I saved the .xlsx file as .odt and your faulty characters are still there.

If you are certain that these faulty characters are supposed to be ones from PUAs, then something went wrong while creating the original file.

  • the decoded codepoint is not a PUA member, so find out which one should be used (give it as an hexadecimal codepoint)
  • the surrogate pair is given in the wrong order

Solve first these two issues. Until your file is not correct, nothing can be told about Calc behaviour.

Hmm. I can’t repro, both 7.0 and 7.6 drop them on save-ODF-and-reload.

Apologies.
Re-did the test. I probably made a confusion in the numerous open windows at this time. The surrogate pairs are effectively eliminated during save. If I switch the pair members, reload is OK.

Apparently, the culprit is the wrong order in the pairs. Since this is a faulty Unicode sequence, it is not kept while saving.

IMHO, the first step towards solution is to fix the wrong surrogate order in the original file or whatever process created it.

1 Like

I try “save as ods” step over 20 times, I’m pretty sure those incorrect characters will be removed by Calc. (at my PC)

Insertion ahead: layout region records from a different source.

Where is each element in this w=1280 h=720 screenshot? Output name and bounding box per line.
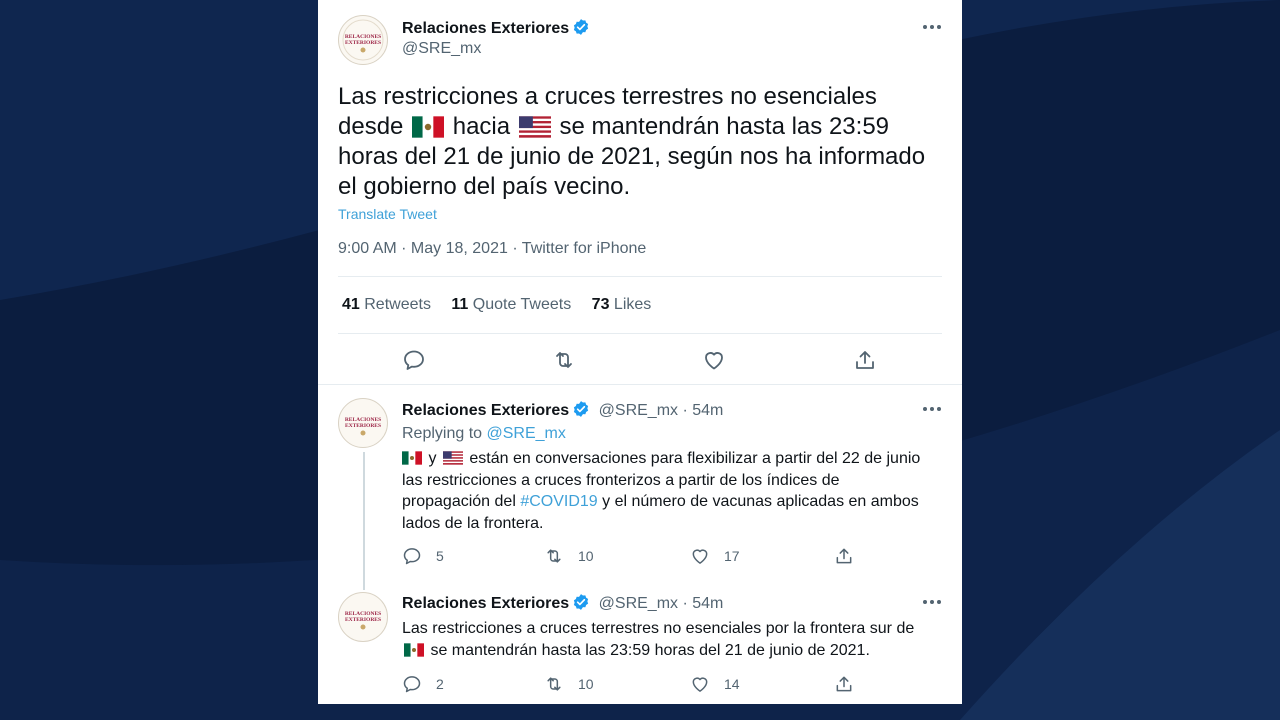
retweets-stat[interactable]: 41 Retweets [342, 296, 431, 313]
reply-text: y están en conversaciones para flexibili… [402, 448, 922, 534]
more-icon[interactable] [922, 406, 942, 412]
usa-flag-icon [518, 116, 551, 138]
divider [318, 384, 962, 385]
author-name-text[interactable]: Relaciones Exteriores [402, 20, 569, 37]
verified-badge-icon [574, 19, 589, 35]
reply-count: 2 [436, 676, 444, 692]
likes-count: 73 [591, 296, 610, 313]
svg-text:EXTERIORES: EXTERIORES [345, 40, 381, 46]
tweet-thread-card: RELACIONES EXTERIORES Relaciones Exterio… [318, 0, 962, 704]
like-button[interactable]: 14 [690, 674, 740, 694]
share-icon [836, 676, 852, 692]
quote-tweets-label: Quote Tweets [472, 296, 572, 313]
author-name[interactable]: Relaciones Exteriores [402, 18, 590, 38]
retweet-icon [547, 549, 561, 563]
divider [338, 333, 942, 334]
likes-stat[interactable]: 73 Likes [592, 296, 652, 313]
divider [338, 276, 942, 277]
reply-icon[interactable] [402, 348, 426, 372]
avatar[interactable]: RELACIONES EXTERIORES [338, 398, 388, 448]
mexico-flag-icon [402, 451, 422, 465]
reply-text: Las restricciones a cruces terrestres no… [402, 618, 922, 661]
reply-count: 5 [436, 548, 444, 564]
sre-logo-icon: RELACIONES EXTERIORES [345, 611, 381, 630]
more-icon[interactable] [922, 599, 942, 605]
reply-button[interactable]: 2 [402, 674, 444, 694]
retweet-icon[interactable] [552, 348, 576, 372]
like-count: 14 [724, 676, 740, 692]
reply-text-y: y [428, 450, 437, 467]
translate-tweet-link[interactable]: Translate Tweet [338, 206, 437, 222]
tweet-timestamp[interactable]: 9:00 AM · May 18, 2021 · Twitter for iPh… [338, 240, 646, 258]
retweet-count: 10 [578, 676, 594, 692]
reply-icon [403, 548, 421, 565]
mexico-flag-icon [404, 642, 424, 657]
retweet-icon [547, 677, 561, 691]
retweet-count: 10 [578, 548, 594, 564]
tweet-text: Las restricciones a cruces terrestres no… [338, 82, 948, 202]
svg-text:EXTERIORES: EXTERIORES [345, 423, 381, 429]
svg-text:EXTERIORES: EXTERIORES [345, 617, 381, 623]
likes-label: Likes [613, 296, 652, 313]
replying-to: Replying to @SRE_mx [402, 425, 566, 443]
share-button[interactable] [834, 674, 868, 694]
share-icon [836, 548, 852, 564]
sre-logo-icon: RELACIONES EXTERIORES [345, 417, 381, 436]
like-button[interactable]: 17 [690, 546, 740, 566]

after saving Ods format, these chars still there because the data still in memory.

when Calc be closed and reopen the Ods file, the data disappears.

the same goes for saving files in Xlsx/Csv format.

source website repair exporter is the finally solution.

I do need to keep these incorrect characters now, I just want to demo that even the data included errors.

This is not a solution to the initial question. Delete your non-answer.

In addition there is no description of your problem in your post. Either it is related to the present one and you need more detailed information, then comment the appropriate post; or it is a new question, then ask your own, eventually linking to this one.

In any case, mention your OS name, LO version and save format.